I ate a grape and said, “Point taken.”

We sat in silence, me thinking about Big Earl in spite of telling myself I wouldn’t, and Mama thinking about God knows what. She

stood up and walked to the window that looked out onto the side yard. She said, “It’s gonna be a truly beautiful Sunday morning.

I love it hot.

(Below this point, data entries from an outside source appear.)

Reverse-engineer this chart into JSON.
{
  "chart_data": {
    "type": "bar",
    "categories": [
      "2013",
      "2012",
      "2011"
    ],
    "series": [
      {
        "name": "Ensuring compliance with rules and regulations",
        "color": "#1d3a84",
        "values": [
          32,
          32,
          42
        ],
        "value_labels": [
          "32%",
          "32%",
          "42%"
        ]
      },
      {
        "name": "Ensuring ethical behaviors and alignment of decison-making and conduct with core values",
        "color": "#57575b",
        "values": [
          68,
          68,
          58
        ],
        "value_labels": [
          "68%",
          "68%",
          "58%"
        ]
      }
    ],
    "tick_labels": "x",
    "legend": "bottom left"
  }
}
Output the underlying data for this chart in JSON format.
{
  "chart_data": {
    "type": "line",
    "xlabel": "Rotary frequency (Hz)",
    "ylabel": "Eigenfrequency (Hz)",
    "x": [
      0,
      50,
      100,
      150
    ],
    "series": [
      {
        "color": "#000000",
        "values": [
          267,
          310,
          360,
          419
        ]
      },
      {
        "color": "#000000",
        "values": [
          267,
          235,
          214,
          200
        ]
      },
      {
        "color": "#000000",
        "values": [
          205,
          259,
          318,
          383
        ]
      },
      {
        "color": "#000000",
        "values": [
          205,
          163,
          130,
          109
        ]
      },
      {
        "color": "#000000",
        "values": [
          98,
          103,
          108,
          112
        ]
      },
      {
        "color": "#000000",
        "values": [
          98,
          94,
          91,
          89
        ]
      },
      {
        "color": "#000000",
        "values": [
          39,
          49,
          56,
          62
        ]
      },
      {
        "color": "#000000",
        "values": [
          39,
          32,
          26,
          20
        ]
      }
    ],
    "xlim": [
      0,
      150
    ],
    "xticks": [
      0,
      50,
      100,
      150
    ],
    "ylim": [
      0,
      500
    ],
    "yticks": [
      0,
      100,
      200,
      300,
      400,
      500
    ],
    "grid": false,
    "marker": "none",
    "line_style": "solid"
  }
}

You should get some rest before you go to church.” She turned away from the window and said, talking to me like

she used to when I was a kid, “Go on to bed now, git.”

I obeyed. I put my glass in the sink and replaced the half-empty bowl of grapes and the water pitcher in the fridge and headed

back toward my bedroom. I turned around and said, “Say hi to Daddy for me.”

But Mama had already slipped out the back door. Through the window, I saw her slowly making her way through my sorry excuse for a

garden. She stopped and shook her head with disapproval at the stunted stalks, insect-chewed vegetables, and pale blooms that made

up my pitiful little plots. I knew what I would hear about on her next visit.

Back in the bedroom, I climbed into the bed and squeezed in close to my husband. I propped myself up on one elbow, leaned over

James, and kissed the rough scar on his jaw. He grunted, but didn’t wake up. I lay back down and pressed myself against his back.

Then I reached around and brought my hand to rest on James’s stomach. Squeezed against my man in the center of our king-size bed,

I fell asleep listening to the rhythm of his breathing.

Throughout the year that followed, I thought about that Sunday morning and how Mama’s visit had cooled me down and cheered me.

Even during the worst of the troubles that came later, I smiled whenever I recalled that visit and how sweet it had been for her

to come by, looking all done up in that cute sky-blue dress I hadn’t seen in the six years since we buried her in it.